Oxford University researcher Lucie Cluver has spent a decade studying AIDS orphans and other youngsters who live with adults who have AIDS in South Africa.

She found that the disease has a major, long-term impact on these children.

"And one of the biggest impacts we see is mental health, their psychological health," Cluver says. "So, for example, we see that AIDS-orphaned children have very much higher levels of depression, anxiety, and post-traumatic stress than children who have a live parent or children whose parents have died of other causes - including homicide and suicide."

According to Cluver, there are several reasons why AIDS orphans suffer psychological damage. There is stigma attached to the disease, and kids are subjected to gossip, bullying and fear.

Adults with AIDS may be under stress and unable to parent effectively. Also, medical bills, funeral costs, and the loss of a household's breadwinner can reduce a family to poverty. And often children become caregivers for parents sickened by AIDS.

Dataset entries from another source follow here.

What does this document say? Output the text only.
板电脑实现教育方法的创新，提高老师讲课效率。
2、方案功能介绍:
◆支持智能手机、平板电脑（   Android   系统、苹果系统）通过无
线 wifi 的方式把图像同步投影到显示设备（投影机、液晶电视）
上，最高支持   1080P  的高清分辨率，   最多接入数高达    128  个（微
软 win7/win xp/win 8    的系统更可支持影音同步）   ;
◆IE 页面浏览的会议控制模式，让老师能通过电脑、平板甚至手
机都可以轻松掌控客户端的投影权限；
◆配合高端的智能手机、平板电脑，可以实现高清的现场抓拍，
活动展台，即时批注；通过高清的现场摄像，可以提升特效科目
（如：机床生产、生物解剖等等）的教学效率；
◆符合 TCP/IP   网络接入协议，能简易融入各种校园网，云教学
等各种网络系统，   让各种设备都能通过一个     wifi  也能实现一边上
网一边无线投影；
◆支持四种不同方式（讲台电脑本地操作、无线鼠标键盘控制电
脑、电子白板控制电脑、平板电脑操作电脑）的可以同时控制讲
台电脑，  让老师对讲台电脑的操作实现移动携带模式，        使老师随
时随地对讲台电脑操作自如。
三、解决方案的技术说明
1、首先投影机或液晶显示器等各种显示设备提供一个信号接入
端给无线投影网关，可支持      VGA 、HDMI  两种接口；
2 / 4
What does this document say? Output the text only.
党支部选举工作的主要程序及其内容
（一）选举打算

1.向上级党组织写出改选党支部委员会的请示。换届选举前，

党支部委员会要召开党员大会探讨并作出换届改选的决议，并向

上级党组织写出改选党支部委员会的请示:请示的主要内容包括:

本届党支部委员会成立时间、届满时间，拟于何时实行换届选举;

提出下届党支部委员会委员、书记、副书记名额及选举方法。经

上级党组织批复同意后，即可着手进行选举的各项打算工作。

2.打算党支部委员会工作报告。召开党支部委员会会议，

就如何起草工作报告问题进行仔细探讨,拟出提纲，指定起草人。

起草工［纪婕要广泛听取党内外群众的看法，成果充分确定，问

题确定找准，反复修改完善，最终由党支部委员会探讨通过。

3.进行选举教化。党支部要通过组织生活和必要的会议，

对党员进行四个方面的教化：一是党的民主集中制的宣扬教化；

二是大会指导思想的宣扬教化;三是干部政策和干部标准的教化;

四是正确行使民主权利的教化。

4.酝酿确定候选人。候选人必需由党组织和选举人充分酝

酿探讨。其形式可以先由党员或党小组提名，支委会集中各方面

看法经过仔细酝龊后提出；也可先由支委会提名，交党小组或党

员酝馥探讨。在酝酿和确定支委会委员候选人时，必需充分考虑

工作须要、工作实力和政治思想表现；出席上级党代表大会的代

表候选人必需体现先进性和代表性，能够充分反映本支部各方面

"They're missing school to go and get their medication. They're washing the sick person. They're often taking them to the toilet, cleaning their wounds or washing their bedclothes. So these kids find it very stressful and upsetting. They're very worried about the health, and feel very responsible for the health of the sick person."

That intimate contact with sick parents and infected bodily fluids can sometimes transmit disease, such as tuberculosis.

And even when these young caregivers go to school, they tell researchers that they are so worried about their parents, that they can't concentrate in the classroom.

"And it's constantly on their minds and really making it difficult for them to do well at school," Cluver says. "It's one of the things that they tell us first. It's one of their greatest concerns."

Cluver says her research indicates that psychological problems increase as AIDS-orphaned children become young adults, which is not the case for other orphans.

Writing in Nature, the Oxford researcher says a variety of official and NGO programs are working to help children affected by AIDS, but that more work - and more resources - are needed.

And experts are focusing on the most effective strategies, such as support groups for mental health issues, tuberculosis testing for children, and better access to anti-AIDS drugs for parents, to keep them healthy longer.